No Limit: A Search for the American Dream on the Poker Tournament Trail Movie Review
Here's the story of this documentary: Susan and her sort-of-ex Tim are going broke (they have a film production company together), so they opt -- through a discussion I can't imagine would work with most people -- to spend eight months traveling around the country (with a poor four-year-old boy in tow), where Susan will enter poker tournaments and try to win enough cash to save the business. Game after game is filmed, most of which end with Susan being eliminated within a matter of hours. But she never, ever stops talking about it. (It is soon obvious why she and Tim are no longer a real item... though this later becomes confused for reasons I won't reveal.) Of course, this is all on film -- except for Susan's infrequent wins, which all happen off camera.

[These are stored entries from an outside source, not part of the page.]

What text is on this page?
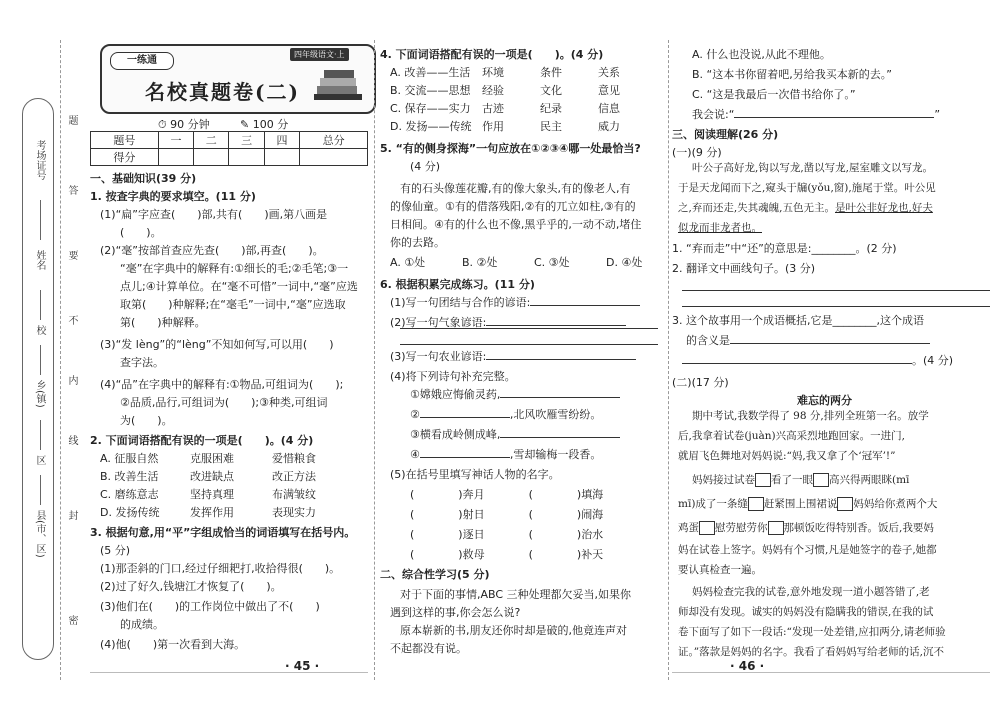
题
答
要
不
内
线
封
密
考场证号
姓名
校
乡(镇)
区
县(市、区)
一练通
四年级语文·上
名校真题卷(二)
⏱ 90 分钟	✎ 100 分
题号	一	二	三	四	总分
得分					
一、基础知识(39 分)
1. 按查字典的要求填空。(11 分)
(1)“扁”字应查(　　)部,共有(　　)画,第八画是
(　　)。
(2)“毫”按部首查应先查(　　)部,再查(　　)。
“毫”在字典中的解释有:①细长的毛;②毛笔;③一
点儿;④计算单位。在“毫不可惜”一词中,“毫”应选
取第(　　)种解释;在“毫毛”一词中,“毫”应选取
第(　　)种解释。
(3)“发 lèng”的“lèng”不知如何写,可以用(　　)
查字法。
(4)“品”在字典中的解释有:①物品,可组词为(　　);
②品质,品行,可组词为(　　);③种类,可组词
为(　　)。
2. 下面词语搭配有误的一项是(　　)。(4 分)
A. 征服自然	克服困难	爱惜粮食
B. 改善生活	改进缺点	改正方法
C. 磨练意志	坚持真理	布满皱纹
D. 发扬传统	发挥作用	表现实力
3. 根据句意,用“平”字组成恰当的词语填写在括号内。
(5 分)
(1)那歪斜的门口,经过仔细耙打,收拾得很(　　)。
(2)过了好久,钱塘江才恢复了(　　)。
(3)他们在(　　)的工作岗位中做出了不(　　)
的成绩。
(4)他(　　)第一次看到大海。
· 45 ·
4. 下面词语搭配有误的一项是(　　)。(4 分)
A. 改善——生活 环境	条件	关系
B. 交流——思想 经验	文化	意见
C. 保存——实力 古迹	纪录	信息
D. 发扬——传统 作用	民主	威力
5. “有的侧身探海”一句应放在①②③④哪一处最恰当?
(4 分)
有的石头像莲花瓣,有的像大象头,有的像老人,有
的像仙童。①有的借落残阳,②有的兀立如柱,③有的
日相间。④有的什么也不像,黑乎乎的,一动不动,堵住
你的去路。
A. ①处	B. ②处	C. ③处	D. ④处
6. 根据积累完成练习。(11 分)
(1)写一句团结与合作的谚语:
(2)写一句气象谚语:
(3)写一句农业谚语:
(4)将下列诗句补充完整。
①嫦娥应悔偷灵药,
②	,北风吹雁雪纷纷。
③横看成岭侧成峰,
④	,雪却输梅一段香。
(5)在括号里填写神话人物的名字。
(　　　　)奔月　　　　(　　　　)填海
(　　　　)射日　　　　(　　　　)闹海
(　　　　)逐日　　　　(　　　　)治水
(　　　　)救母　　　　(　　　　)补天
二、综合性学习(5 分)
对于下面的事情,ABC 三种处理都欠妥当,如果你
遇到这样的事,你会怎么说?
原本崭新的书,朋友还你时却是破的,他竟连声对
不起都没有说。
A. 什么也没说,从此不理他。
B. “这本书你留着吧,另给我买本新的去。”
C. “这是我最后一次借书给你了。”
我会说:“	”
三、阅读理解(26 分)
(一)(9 分)
叶公子高好龙,钩以写龙,凿以写龙,屋室雕文以写龙。
于是天龙闻而下之,窥头于牖(yǒu,窗),施尾于堂。叶公见
之,弃而还走,失其魂魄,五色无主。是叶公非好龙也,好夫
似龙而非龙者也。
1. “弃而走”中“还”的意思是:________。(2 分)
2. 翻译文中画线句子。(3 分)
3. 这个故事用一个成语概括,它是________,这个成语
的含义是
。(4 分)
(二)(17 分)
难忘的两分
期中考试,我数学得了 98 分,排列全班第一名。放学
后,我拿着试卷(juàn)兴高采烈地跑回家。一进门,
就眉飞色舞地对妈妈说:“妈,我又拿了个‘冠军’!”
妈妈接过试卷 看了一眼 高兴得两眼眯(mī
mī)成了一条缝 赶紧围上围裙说 妈妈给你煮两个大
鸡蛋 慰劳慰劳你 那顿饭吃得特别香。饭后,我要妈
妈在试卷上签字。妈妈有个习惯,凡是她签字的卷子,她都
要认真检查一遍。
妈妈检查完我的试卷,意外地发现一道小题答错了,老
师却没有发现。诚实的妈妈没有隐瞒我的错误,在我的试
卷下面写了如下一段话:“发现一处差错,应扣两分,请老师验
证。”落款是妈妈的名字。我看了看妈妈写给老师的话,沉不
· 46 ·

In between losses and cell phone calls, Susan and Tim interview dozens of poker pros, talking to virtually every major player in the game. And while I'd love to report this redeems the film from its wholly uninteresting narrative, the interviews are largely composed of soundbites of one or two sentences. Though all the big names are represented, the pros tend to repeat each other and speak in typical poker aphorisms, too. It's always fun to hear a story or two from Doyle Brunson, but sandwiched between long scenes of a woman losing innumerable poker games, it's not overly compelling.
Still, the film does fulfill at least one valuable role in showing people firsthand how difficult pro-level poker is to actually make money at. If nothing else, it should discourage people from giving up their day jobs in order to go looking for gold on the poker circuit. That's a worthwhile messaage, and Genard should be commended for showing poker as it really is, with all its dirty laundry hanging out.